The local part has taken loans from state workers’ better-funded health plan to remain solvent and sought to rebuild its long-depleted reserves by adding an additional charge to premiums. But those measures, along with the 37% premium increase approved for local government workers’ plan last year, were insufficient to stabilize it amid a new wave of departures, adding to governments like Newark that left years earlier.
The scale of the departures outpaced actuaries’ expectations, and though the local part’s revenue could enable it to repay loans to state workers’ plan, it would do little to fill the plan’s reserves, which are expected to hold a negative balance equal to about one-and-a-half months of claims.

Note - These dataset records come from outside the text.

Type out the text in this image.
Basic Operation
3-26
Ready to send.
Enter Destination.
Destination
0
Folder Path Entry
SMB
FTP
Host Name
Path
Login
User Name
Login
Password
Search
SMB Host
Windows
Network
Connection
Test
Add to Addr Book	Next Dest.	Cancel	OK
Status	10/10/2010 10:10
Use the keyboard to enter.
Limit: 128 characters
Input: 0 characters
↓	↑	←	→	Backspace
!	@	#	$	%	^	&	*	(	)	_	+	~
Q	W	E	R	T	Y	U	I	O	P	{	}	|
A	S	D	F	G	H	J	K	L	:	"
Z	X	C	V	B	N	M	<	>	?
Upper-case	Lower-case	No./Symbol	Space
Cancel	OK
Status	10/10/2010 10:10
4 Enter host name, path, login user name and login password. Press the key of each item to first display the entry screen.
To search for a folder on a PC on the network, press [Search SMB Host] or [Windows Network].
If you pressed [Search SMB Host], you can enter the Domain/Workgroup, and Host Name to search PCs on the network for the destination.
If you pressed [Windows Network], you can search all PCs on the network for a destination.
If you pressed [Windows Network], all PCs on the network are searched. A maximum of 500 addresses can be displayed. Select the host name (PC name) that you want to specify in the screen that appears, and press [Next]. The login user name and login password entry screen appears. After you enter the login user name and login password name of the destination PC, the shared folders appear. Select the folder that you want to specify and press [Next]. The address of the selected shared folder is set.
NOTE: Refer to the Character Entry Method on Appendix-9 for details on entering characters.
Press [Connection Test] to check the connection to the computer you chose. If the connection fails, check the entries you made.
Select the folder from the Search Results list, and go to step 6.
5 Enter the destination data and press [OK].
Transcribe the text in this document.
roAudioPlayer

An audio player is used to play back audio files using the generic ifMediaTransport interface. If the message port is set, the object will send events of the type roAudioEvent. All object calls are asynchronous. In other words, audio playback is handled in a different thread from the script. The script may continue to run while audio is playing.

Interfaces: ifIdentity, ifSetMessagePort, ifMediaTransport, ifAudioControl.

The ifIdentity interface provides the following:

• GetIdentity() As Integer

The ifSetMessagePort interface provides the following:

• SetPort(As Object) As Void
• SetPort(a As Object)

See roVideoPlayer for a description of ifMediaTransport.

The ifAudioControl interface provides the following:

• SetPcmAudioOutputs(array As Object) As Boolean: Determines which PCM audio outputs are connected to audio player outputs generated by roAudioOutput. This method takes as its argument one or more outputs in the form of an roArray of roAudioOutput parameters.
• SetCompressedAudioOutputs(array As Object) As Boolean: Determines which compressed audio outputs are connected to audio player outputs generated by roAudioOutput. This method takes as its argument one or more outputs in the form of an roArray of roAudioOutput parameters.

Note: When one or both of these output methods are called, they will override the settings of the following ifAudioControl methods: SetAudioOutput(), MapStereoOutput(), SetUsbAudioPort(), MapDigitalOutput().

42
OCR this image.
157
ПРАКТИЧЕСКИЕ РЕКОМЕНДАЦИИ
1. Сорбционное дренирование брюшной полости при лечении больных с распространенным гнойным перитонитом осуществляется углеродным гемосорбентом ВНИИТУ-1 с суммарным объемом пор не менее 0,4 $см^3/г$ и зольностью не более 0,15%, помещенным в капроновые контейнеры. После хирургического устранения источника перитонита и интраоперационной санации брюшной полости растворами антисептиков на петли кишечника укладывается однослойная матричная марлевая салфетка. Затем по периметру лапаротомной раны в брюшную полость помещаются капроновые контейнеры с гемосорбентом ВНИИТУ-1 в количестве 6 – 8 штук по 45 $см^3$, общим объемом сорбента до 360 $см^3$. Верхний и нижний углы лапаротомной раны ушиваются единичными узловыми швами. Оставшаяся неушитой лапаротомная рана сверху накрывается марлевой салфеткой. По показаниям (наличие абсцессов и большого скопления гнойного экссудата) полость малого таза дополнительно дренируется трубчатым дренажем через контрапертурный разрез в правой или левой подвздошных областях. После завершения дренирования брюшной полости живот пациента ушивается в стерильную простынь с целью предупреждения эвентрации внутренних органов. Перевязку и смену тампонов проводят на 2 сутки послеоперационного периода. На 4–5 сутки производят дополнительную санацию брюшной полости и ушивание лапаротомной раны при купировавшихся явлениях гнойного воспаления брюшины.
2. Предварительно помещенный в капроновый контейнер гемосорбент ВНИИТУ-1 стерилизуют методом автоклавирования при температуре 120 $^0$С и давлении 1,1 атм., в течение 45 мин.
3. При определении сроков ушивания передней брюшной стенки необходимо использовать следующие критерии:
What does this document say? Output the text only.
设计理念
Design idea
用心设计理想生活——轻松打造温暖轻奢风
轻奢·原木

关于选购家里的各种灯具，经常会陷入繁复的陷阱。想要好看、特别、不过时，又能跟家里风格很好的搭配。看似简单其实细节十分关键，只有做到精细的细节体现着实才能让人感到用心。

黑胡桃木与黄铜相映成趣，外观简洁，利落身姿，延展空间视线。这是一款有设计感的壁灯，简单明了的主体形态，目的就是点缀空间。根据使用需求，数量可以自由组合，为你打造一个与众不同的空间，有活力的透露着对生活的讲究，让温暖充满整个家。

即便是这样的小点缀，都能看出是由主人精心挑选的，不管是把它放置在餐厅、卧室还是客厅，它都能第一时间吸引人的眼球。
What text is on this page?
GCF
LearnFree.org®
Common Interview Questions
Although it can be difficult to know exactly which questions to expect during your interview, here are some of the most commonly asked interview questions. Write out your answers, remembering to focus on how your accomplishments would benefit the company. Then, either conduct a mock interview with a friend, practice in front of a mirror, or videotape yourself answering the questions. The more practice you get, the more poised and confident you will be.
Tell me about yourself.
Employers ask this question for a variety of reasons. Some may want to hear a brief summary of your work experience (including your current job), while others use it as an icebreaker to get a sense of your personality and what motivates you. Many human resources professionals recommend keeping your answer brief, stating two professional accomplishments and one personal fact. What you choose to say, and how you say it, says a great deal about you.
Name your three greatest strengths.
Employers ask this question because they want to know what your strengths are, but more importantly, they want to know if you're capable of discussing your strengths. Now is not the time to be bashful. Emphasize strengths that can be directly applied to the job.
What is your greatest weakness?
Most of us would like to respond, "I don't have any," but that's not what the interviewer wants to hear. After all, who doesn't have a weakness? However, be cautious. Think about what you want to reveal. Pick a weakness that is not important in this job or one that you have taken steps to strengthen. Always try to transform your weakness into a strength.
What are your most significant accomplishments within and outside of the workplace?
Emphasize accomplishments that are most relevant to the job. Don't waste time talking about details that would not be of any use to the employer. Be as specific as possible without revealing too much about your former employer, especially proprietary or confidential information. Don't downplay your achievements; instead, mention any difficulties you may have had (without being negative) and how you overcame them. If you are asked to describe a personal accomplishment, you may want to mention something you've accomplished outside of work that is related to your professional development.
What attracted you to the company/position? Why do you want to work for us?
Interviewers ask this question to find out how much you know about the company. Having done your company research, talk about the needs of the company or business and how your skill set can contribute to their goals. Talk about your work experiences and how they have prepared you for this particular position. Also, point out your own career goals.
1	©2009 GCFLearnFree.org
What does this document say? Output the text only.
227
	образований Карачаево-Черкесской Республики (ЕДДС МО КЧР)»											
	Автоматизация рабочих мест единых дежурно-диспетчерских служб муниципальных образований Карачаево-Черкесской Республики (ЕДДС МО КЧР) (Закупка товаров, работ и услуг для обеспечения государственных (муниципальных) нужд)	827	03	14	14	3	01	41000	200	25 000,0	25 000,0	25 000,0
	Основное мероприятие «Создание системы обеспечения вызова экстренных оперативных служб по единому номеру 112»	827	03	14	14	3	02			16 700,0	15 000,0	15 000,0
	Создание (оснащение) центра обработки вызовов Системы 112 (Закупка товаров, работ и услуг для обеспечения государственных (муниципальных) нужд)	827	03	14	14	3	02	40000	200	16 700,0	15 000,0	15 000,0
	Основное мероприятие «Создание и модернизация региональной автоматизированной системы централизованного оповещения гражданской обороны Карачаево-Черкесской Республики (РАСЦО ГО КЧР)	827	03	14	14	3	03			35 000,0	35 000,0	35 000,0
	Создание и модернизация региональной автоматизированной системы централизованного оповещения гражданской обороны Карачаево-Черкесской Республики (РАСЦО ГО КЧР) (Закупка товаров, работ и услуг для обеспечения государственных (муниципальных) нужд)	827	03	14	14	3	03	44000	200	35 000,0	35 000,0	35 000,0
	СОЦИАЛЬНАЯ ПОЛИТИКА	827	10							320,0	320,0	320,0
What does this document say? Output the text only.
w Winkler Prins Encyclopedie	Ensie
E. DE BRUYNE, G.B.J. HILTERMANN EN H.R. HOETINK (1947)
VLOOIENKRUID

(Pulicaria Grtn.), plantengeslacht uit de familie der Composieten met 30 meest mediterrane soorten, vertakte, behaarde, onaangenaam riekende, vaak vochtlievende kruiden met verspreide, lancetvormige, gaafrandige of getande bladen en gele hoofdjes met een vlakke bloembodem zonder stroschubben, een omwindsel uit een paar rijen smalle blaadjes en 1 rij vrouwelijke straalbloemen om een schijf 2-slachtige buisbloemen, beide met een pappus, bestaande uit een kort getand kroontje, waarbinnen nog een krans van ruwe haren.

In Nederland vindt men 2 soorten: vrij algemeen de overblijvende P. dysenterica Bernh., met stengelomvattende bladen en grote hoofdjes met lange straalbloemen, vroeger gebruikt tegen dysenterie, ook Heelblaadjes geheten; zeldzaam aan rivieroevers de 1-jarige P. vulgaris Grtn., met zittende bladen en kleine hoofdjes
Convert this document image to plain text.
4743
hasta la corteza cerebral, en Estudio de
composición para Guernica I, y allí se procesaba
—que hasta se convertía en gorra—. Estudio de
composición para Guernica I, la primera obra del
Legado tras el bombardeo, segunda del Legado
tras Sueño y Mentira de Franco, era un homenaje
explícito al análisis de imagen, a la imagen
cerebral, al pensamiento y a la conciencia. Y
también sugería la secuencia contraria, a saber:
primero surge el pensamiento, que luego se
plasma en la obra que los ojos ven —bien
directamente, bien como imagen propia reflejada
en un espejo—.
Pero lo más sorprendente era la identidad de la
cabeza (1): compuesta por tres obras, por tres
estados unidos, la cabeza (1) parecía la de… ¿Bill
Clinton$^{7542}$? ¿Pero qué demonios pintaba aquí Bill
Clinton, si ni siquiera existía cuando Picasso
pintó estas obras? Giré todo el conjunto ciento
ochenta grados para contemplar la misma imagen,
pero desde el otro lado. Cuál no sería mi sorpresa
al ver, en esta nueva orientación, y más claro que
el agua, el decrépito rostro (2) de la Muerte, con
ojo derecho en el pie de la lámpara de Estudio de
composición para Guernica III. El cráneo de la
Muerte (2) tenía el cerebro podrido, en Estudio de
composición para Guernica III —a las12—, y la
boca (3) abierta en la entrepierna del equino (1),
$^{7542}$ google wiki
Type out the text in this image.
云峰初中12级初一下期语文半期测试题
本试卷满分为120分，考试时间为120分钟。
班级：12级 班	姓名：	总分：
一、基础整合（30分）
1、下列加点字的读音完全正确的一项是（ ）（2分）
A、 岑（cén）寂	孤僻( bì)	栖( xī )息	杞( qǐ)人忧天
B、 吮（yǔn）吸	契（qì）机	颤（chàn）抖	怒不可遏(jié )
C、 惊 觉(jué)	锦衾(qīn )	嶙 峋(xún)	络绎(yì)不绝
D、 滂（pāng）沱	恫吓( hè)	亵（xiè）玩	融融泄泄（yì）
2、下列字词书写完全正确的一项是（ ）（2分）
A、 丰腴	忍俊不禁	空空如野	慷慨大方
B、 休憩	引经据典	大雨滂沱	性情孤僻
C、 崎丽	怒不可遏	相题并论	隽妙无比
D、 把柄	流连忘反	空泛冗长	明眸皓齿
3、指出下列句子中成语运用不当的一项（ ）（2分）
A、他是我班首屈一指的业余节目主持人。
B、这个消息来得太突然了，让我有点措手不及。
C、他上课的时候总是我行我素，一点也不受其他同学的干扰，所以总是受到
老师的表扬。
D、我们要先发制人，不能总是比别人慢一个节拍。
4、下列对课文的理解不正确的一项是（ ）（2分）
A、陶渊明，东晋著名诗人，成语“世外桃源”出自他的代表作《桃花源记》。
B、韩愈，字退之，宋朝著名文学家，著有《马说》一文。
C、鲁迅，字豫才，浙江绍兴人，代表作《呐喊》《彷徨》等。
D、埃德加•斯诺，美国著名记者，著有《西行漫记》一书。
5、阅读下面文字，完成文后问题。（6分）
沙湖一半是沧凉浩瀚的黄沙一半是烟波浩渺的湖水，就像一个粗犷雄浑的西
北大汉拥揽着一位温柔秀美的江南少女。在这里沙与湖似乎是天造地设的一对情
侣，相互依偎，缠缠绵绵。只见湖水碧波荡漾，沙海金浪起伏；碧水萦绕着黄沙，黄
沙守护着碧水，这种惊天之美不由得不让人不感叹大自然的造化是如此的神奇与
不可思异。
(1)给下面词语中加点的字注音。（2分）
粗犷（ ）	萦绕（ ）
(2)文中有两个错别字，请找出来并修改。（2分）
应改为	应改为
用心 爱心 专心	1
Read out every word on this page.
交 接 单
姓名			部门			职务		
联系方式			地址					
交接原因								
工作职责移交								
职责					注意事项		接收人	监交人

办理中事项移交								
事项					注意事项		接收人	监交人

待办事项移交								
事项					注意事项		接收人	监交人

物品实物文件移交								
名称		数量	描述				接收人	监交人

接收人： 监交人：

“For comparison, our target is two months of plan costs, and in order to reach that, current premiums would have to be 26% higher than they are today,” Tappe said.
That would have meant a nearly 73% premium increase for local government workers in the current year.
Utilization remained high across all plans, and GLP-1 weight loss drugs that have been a major cost driver for health plans across the country continue to weigh on New Jersey’s plans for public workers.
A move to shift government workers to less expensive public worker health plans did slow cost growth, but it wasn’t enough to reduce expenses overall, Tappe said. Workers are responsible for a greater share of costs associated with a health care visit under those plans but pay lower premiums in return.
Utilization on the slimmer plans remained high, and the cost of health care services continued to grow apace. The revenue collected from plans’ lower premiums was not enough to outweigh the cost of claims under the local part, Tappe said.
“You’ve got migration into the tiered network and union plans, which are lower cost plans. Even with that migration, trends are still running really high,” he said. “Another way to think about that is if we didn’t have that migration, the trends would have been even higher.”
The warnings delivered for public worker health plans Monday mirror ones given to the School Employees Health Benefit Commission last week.
The plan for school workers is expected to lose 12% of its active enrollees in 2026. The departures have pushed both claims and premiums to fall, but the latter fell further. As a result, the school plan is expected to end the year with a negative balance in its reserves and face double-digit premium hikes.
The analyses delivered this month are meant to give the bodies that oversee public worker health plans a preview of the year ahead. Actuaries are expected to deliver more final forecasts for the public plans this July ahead of rate-setting votes in August or September.